Question

A car traveling at 32 m/s passes a policeman wo immediately accelerates at 2.43 m/s^2 from rest in pursuit. To the nearest second how long does it take the policeman to catch the speeder?

Answer 1

Well do you know the answer of this question ?

Answer 2

I don't, and I'm trying to see if any of the formulas that you gave would work here.

Answer 3

Well it's a tricky one !
You'll have to use one of the formulas

Answer 4

Well, we have acceleration (a) for two cars...

Answer 5

Just imagine the situation, as soon as the policemen sees the car, he starts following it and finally catches it.
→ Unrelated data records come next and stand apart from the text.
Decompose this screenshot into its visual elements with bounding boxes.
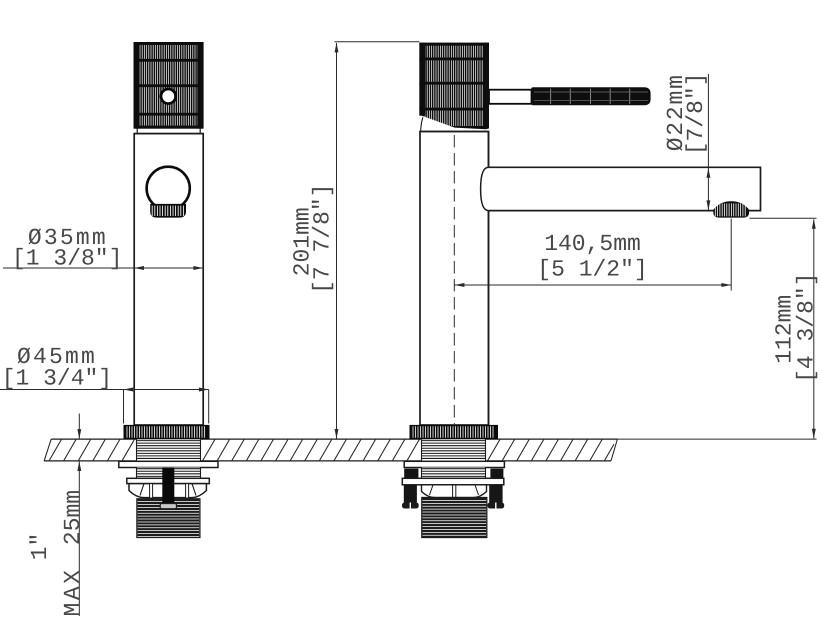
svg-text:25mm: 25mm — [60, 490, 86, 545]
svg-text:1": 1" — [27, 533, 53, 561]
svg-text:[1 3/4"]: [1 3/4"] — [2, 366, 112, 392]
svg-text:[5 1/2"]: [5 1/2"] — [537, 257, 647, 283]
svg-text:[7/8"]: [7/8"] — [683, 72, 709, 155]
svg-text:[1 3/8"]: [1 3/8"] — [12, 246, 122, 272]
svg-text:140,5mm: 140,5mm — [544, 231, 641, 257]
svg-text:MAX: MAX — [60, 568, 86, 617]
svg-text:[7 7/8"]: [7 7/8"] — [310, 183, 336, 293]
svg-text:[4 3/8"]: [4 3/8"] — [793, 272, 819, 382]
Here, distance covered and time taken by the car and the policemen during the pursuit will be same

Answer 6

The acceleration given is just for the policemen's car [if he is chasing by a car :p]. The other car is moving with a constant velocity of 32 m/s

Answer 7

Confusing, lol.

Answer 8

Hmm, would we have to use the first one?

Answer 9

v = u + at ?

Answer 10

And solve ti for t?

Answer 11

Let t be the time taken which would be same for both. Now,

\(\sf 32 \times t=0\times t+2.43\times t^2\)

Now solve it for t

Answer 12

?

Answer 13

Still trying to figure it out. It's onl proving that I need to review basic Algebra...

Answer 14

Let t be the time,
then distance traveled by first car = 32*t [in uniform motion distance=speed*time]
distance traveled by police = 0*t+1/2*2.43*\(\sf t^2\)
Since distance covered during the pursuit by both the cars would be same we can equate the two equations and write it as


\(\sf 32 \times t=0\times t+2.43\times t^2\)

Solving it for t we get

32/2.43=t
t=13.16 s

Answer 15

is it clear @MoonlitFate ?

Answer 16

Yeah, I didn't notice that the equation was a quadratic. :( So, I was making things so much more difficult than they needed to be.